Wednesday, March 10, 2010

Super Modeling – Assumed identities

I love the potential for deepening understanding, especially in history, with students assuming an identity or role from a specific time period.

Taking on an historical identity with an authentic voice requires a tremendous amount of understanding about that time period, going way beyond clothing and other physical props.  And what does it take to get there?  No big surprise here – research.  Opportunities abound!

A colleague told me about a similar activity that had totally engaged her junior high daughter.  After reading one of the books from the Dear Canada series she had to write in diary format about her life as a newly arrived immigrant in Canada in the 1700’s.
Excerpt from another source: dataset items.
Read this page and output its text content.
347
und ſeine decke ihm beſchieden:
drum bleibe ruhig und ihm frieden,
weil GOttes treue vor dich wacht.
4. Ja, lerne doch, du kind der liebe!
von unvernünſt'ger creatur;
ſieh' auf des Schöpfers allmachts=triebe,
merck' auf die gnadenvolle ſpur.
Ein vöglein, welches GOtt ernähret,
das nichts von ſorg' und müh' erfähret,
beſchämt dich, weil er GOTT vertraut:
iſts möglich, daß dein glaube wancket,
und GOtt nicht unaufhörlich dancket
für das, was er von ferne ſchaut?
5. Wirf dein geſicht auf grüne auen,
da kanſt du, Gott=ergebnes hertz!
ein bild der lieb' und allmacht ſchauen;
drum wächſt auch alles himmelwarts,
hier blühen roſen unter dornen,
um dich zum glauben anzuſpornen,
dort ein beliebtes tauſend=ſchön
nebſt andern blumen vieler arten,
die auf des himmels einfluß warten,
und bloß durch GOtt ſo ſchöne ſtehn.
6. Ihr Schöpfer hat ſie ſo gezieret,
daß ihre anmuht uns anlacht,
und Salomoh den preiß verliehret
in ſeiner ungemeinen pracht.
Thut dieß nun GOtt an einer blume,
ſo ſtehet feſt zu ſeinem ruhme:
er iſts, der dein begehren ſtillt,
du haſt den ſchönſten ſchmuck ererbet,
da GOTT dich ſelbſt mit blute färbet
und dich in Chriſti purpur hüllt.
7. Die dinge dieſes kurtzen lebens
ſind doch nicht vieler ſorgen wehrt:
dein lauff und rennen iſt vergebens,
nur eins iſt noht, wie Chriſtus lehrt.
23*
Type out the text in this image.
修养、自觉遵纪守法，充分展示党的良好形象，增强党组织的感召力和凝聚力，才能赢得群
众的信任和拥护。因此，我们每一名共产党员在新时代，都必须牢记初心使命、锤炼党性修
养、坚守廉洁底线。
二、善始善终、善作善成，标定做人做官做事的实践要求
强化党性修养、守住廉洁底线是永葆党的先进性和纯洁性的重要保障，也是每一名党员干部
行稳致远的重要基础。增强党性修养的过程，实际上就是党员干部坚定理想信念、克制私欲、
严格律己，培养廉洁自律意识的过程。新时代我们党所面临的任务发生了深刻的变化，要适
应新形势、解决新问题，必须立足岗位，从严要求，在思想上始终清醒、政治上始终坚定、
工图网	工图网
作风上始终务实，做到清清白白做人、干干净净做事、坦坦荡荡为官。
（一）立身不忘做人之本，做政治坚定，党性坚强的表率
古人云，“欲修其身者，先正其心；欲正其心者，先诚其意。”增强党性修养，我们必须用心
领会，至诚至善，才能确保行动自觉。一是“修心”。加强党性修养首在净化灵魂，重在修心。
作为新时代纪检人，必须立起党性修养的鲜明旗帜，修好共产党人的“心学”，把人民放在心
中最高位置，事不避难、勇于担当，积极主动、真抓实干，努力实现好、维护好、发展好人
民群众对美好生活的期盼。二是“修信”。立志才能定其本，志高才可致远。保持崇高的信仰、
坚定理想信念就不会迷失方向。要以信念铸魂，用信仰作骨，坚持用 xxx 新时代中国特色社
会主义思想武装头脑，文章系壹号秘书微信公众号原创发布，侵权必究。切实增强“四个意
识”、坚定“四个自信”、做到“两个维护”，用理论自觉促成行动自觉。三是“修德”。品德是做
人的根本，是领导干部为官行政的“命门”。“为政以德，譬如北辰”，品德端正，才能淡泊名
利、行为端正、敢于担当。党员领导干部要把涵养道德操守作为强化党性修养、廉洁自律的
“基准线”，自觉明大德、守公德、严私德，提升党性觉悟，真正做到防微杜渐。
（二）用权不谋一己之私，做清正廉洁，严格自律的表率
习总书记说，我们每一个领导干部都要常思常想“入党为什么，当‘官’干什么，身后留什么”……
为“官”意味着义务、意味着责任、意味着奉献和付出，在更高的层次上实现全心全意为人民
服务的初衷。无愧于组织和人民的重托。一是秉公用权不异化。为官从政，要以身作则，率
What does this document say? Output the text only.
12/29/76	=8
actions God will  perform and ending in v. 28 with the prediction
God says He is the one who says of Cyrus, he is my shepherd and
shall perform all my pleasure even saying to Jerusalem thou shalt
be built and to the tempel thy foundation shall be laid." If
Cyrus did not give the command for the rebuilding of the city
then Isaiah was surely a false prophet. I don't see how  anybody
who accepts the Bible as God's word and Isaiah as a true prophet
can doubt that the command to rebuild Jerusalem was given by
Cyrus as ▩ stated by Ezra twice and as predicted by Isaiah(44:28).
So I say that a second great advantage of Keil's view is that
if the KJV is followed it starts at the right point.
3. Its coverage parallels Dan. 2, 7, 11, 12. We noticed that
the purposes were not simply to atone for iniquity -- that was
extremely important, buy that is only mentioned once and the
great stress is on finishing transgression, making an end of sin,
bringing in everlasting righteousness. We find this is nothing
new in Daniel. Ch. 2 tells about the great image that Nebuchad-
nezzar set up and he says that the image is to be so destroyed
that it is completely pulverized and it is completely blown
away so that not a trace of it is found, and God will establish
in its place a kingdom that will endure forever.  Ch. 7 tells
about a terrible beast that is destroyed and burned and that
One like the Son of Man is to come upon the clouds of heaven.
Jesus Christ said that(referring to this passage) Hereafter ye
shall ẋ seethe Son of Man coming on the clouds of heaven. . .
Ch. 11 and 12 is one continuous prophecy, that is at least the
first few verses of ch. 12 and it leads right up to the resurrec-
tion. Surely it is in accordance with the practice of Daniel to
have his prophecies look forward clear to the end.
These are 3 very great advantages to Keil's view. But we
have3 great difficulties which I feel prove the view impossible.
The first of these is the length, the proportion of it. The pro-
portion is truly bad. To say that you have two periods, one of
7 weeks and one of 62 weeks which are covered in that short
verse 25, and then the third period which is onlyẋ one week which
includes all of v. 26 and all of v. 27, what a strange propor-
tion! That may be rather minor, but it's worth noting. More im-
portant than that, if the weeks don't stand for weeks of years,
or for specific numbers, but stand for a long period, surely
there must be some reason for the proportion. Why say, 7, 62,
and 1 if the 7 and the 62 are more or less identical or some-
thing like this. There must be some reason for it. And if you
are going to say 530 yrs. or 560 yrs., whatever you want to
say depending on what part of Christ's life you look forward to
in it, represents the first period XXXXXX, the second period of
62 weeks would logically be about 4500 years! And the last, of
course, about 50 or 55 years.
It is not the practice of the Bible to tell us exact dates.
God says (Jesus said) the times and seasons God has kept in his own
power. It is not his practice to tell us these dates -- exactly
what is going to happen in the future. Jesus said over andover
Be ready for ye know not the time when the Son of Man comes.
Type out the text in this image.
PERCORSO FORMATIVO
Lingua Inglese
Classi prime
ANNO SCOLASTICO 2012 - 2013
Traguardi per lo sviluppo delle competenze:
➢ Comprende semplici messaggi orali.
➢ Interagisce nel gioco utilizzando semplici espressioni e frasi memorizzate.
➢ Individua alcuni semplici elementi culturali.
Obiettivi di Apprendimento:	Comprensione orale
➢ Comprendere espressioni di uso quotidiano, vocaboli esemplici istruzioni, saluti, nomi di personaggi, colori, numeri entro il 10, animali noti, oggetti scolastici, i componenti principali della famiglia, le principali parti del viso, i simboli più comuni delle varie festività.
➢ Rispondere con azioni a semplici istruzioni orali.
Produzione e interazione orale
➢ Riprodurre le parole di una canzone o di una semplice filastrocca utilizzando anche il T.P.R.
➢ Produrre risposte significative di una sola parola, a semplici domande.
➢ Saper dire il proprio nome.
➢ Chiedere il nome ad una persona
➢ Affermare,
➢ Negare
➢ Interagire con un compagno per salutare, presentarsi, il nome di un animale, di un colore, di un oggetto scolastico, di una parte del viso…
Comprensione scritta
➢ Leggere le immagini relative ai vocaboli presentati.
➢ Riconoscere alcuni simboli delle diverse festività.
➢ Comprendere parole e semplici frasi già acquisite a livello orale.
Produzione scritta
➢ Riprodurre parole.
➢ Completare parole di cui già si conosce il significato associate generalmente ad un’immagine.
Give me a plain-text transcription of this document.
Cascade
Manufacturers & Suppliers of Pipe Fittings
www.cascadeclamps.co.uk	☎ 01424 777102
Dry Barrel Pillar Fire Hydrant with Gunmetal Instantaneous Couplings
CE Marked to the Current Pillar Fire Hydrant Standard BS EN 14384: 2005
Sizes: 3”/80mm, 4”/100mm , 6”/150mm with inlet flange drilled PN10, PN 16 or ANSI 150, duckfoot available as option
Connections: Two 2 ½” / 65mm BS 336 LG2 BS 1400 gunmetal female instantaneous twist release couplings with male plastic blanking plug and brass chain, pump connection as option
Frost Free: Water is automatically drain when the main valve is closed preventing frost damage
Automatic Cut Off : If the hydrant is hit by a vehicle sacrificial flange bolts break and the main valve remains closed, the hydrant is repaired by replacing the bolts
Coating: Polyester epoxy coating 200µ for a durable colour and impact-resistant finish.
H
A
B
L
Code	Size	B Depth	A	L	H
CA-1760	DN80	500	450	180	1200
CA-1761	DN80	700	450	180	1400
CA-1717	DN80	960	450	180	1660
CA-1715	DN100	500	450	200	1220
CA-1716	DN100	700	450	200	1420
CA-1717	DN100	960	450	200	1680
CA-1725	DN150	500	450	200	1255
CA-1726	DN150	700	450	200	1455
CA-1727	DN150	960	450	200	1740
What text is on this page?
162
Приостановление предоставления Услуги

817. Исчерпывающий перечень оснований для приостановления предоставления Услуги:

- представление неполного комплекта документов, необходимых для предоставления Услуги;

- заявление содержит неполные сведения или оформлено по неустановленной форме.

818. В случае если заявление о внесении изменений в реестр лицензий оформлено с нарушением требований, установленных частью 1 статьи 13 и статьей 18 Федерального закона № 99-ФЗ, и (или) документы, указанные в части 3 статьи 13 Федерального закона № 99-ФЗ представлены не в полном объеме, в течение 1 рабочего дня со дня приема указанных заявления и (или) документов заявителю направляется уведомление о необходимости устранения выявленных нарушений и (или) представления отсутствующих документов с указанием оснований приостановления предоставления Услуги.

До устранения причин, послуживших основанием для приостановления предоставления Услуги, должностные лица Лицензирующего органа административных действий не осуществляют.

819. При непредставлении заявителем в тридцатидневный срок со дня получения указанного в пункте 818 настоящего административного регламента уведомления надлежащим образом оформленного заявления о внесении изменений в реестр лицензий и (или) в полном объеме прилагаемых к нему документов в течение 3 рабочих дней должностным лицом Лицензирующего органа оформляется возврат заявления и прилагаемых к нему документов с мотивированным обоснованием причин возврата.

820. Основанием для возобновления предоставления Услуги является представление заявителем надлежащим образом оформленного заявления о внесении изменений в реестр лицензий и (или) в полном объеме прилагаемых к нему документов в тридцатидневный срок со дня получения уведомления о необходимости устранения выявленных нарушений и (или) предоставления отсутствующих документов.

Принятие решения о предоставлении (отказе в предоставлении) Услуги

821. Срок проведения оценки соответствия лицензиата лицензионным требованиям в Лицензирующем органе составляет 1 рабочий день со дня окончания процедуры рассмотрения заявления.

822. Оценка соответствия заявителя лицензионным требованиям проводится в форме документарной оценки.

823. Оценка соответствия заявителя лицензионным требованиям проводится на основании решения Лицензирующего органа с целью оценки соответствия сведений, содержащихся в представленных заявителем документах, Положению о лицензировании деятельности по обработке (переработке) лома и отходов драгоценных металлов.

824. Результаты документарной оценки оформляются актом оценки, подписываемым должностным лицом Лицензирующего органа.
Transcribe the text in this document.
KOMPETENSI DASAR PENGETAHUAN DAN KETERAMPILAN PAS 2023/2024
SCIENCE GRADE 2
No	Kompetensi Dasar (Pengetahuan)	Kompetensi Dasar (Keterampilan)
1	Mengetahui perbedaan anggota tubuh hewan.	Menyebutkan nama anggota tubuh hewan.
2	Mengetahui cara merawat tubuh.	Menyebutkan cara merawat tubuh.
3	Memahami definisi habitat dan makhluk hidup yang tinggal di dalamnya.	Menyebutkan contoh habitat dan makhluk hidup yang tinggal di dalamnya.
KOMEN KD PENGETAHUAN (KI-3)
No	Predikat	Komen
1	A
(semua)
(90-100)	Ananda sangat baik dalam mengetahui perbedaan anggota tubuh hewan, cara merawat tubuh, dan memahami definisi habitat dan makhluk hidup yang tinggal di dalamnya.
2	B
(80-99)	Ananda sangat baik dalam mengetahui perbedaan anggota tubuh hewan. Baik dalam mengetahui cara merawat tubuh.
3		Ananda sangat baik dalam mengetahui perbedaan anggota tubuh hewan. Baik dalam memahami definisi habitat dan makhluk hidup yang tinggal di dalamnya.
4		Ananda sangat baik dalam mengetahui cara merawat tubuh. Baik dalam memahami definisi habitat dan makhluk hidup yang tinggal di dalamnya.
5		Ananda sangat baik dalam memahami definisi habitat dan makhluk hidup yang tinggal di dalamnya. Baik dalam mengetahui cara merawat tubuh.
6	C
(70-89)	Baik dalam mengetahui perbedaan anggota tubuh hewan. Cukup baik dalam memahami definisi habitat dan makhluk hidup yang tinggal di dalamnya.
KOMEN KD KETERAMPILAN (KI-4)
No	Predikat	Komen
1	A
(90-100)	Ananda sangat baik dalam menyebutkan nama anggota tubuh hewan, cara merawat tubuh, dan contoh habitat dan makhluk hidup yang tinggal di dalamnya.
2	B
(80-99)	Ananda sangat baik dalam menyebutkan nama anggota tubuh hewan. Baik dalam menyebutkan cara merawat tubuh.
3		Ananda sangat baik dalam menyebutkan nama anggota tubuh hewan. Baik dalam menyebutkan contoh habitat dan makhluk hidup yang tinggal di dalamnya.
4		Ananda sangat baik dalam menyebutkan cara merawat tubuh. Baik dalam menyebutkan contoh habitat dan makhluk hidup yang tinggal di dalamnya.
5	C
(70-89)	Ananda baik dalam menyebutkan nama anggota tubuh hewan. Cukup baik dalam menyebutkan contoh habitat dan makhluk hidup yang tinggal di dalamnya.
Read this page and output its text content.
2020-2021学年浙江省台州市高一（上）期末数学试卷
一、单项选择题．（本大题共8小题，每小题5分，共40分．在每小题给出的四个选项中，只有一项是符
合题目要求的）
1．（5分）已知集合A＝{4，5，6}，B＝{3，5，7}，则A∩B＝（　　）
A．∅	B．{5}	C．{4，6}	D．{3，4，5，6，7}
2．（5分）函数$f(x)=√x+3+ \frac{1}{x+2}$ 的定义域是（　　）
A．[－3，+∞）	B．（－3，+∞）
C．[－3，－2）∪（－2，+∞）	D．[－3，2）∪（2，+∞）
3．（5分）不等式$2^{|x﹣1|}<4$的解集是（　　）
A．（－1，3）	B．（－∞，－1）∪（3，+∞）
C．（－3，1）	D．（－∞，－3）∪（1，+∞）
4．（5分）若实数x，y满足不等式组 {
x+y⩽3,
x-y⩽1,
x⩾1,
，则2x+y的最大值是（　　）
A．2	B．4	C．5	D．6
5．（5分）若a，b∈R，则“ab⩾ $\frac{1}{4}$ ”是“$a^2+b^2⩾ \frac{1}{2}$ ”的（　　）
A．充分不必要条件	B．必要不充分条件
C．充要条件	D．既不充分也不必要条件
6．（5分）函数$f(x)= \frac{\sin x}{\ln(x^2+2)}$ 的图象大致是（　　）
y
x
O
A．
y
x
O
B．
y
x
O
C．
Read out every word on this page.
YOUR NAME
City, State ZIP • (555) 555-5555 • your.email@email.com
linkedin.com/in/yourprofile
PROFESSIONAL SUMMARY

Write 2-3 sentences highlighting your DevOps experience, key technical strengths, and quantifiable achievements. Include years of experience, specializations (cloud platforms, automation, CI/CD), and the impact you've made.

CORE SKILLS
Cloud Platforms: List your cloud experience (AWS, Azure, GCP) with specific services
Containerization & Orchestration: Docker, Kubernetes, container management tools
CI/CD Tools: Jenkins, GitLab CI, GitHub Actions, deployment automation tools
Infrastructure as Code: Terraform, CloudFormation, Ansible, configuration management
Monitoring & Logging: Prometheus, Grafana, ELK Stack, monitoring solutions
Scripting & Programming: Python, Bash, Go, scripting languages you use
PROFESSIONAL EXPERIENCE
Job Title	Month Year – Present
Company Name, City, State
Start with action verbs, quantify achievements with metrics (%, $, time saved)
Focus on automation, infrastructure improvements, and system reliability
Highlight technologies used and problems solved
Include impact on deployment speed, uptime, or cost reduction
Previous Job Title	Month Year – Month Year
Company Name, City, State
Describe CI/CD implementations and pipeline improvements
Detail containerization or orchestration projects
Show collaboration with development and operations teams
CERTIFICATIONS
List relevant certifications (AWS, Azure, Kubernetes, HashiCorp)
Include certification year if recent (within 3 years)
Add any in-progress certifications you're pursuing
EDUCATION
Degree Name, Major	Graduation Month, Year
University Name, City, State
Another example is Good Masters! Sweet Ladies! Voices From a Medieval Village (822 ScG 2007).  This book is a collection of 22 monologues in which each student assumes the identity of a person (from the poorest to the richest) living in a typical village from the Middle Ages.  This book provides a great model where students can research a specific person living in a particular time period and then construct a narrative about who they are, their roles in the village and even relationships with other villagers.  This book won the 2008 Newbery Medal for children’s literature.

One last example resource to share is The Dead Guy Interviews : Conversations with 45 of the most accomplished, notorious, and deceased personalities in history  (909 StD 2007) which, often in a humorous vein, asks probing questions to Cleopatra, Harry Houdini, Mae West , Da Vinci, Genghis Khan, Einstein and many others about their lives and time they lived in.  The amount of understanding required to conduct an ‘interview’ (both sides) with a particular person asking appropriate question about their lives, will be fairly extensive.   I should mention this book is more appropriate for upper junior and high school levels.

So, maybe there is value in pretending to be someone else.